Solomon Walker is an American bass guitarist. From 2007 to 2014, again in 2021 and since 2024, he played with Morrissey and appears on his albums Years of Refusal and World Peace Is None of Your Business. From 2018 to 2024, he was a member of the Bryan Adams band.

==Biography==
Walker is a native of Wilmette, Illinois. He is the brother of Matt Walker, a drummer. He began playing electric and upright bass at age 12.

===Career===
Early in his career, Walker was a member of the groups Year of the Rabbit, The Joy Circuit, and Cupcakes (1996-2000).
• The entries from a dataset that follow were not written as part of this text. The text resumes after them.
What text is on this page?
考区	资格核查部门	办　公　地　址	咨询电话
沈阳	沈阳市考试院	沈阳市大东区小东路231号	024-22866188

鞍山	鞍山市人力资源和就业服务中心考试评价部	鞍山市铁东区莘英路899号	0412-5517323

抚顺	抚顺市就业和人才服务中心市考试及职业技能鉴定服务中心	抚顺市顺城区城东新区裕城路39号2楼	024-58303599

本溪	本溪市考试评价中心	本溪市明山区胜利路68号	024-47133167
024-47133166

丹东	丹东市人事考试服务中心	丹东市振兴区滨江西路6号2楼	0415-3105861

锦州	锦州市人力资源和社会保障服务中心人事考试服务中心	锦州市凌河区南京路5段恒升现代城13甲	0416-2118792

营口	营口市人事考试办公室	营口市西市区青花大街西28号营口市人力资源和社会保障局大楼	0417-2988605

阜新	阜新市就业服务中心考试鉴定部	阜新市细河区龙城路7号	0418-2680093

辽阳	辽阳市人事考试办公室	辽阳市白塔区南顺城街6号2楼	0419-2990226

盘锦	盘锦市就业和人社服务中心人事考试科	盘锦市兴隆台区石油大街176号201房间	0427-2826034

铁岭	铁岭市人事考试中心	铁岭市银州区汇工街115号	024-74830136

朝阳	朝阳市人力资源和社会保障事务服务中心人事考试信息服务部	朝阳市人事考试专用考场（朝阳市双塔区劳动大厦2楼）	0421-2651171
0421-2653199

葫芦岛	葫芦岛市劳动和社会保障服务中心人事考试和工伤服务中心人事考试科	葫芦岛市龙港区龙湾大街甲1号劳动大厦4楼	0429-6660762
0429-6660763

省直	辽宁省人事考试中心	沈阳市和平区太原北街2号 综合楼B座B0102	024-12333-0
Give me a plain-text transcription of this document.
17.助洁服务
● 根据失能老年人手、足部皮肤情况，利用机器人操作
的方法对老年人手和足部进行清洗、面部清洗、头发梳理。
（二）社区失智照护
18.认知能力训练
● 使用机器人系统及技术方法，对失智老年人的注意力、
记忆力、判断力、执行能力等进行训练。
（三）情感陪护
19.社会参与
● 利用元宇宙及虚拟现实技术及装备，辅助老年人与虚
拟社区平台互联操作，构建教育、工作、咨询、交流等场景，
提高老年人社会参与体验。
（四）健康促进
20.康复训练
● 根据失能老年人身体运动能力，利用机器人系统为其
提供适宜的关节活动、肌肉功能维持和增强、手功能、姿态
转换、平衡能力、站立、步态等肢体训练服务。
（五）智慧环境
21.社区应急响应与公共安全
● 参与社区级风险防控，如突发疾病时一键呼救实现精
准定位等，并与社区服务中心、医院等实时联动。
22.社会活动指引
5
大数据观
From 2007 to 2014, Walker was a member of Morrisey's band. In 2012, he performed with Morrissey on Late Night with Jimmy Fallon. In 2013, Walker starred in the Morrissey documentary about their tour in Morrissey: 25 Live, which received mixed reviews. On November 6, 2014, Morrisey announced that Walker was granted a leave of absence from the band, for "compassionate reasons".

In 2011, he toured with Liz Phair.

In 2018, Walker joined the Bryan Adams band. In 2022, he appeared in the music video for the song "Kick Ass".

In 2023, he helped on production of a single by Evidence of a Struggle.

==Personal life==
Walker relocated to West Hollywood, California, in 2001.